Targeted, volume-limiting measures (e.g., rate limiting, phased onboarding, posting locks for newcomers) are theoretically justified interventions, given that norm shifts propagate through aggregation of marginal actors. The irreversibility of toxic norm equilibrium illuminates platform path-dependency and cautions against underestimating the velocity and resilience of periphery-driven norm metastasis in decentralized migration events.

The robust two-regime pattern revealed across six communities, supported by matched cross-platform counterfactuals (Reddit), confirms these mechanisms are not artifacts of organic platform drift, but fundamental attributes of large-scale toxic migration.

Conclusion

This study provides compelling evidence that large-scale user migration prompted by deplatforming can fundamentally alter the normative and structural fabric of generalist communities on alt-tech platforms via periphery-driven transformation. The distinction between hostile takeover by volume and toxic equilibrium through integration is substantiated by cross-metric convergence (toxicity, reputation, network structure) and precise breakpoint alignment with external ban events.

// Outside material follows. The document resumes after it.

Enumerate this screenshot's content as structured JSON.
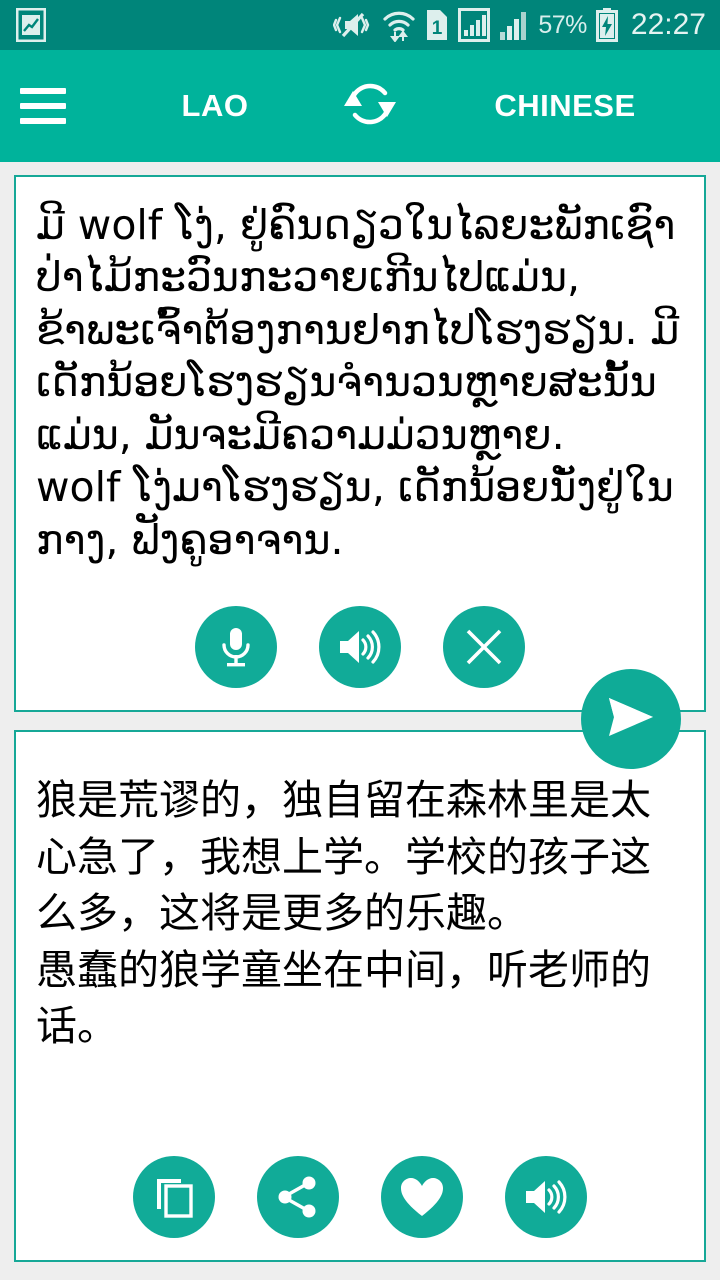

Critically, effective governance must anticipate and regulate peripheral volume influx, not simply monitor and moderate visible or central actors. Given the demonstrated durability of toxic equilibria once established, receiving platforms must mobilize countermeasures during the initial influx regime or risk irreversible community transformation. These insights are directly salient for the design of moderation protocols, platform architecture, and the study of norm dynamics in online migration events.

Future research should extend this framework to newer alt-tech platforms and examine the long-term, cross-platform portability of community-derived toxic equilibria.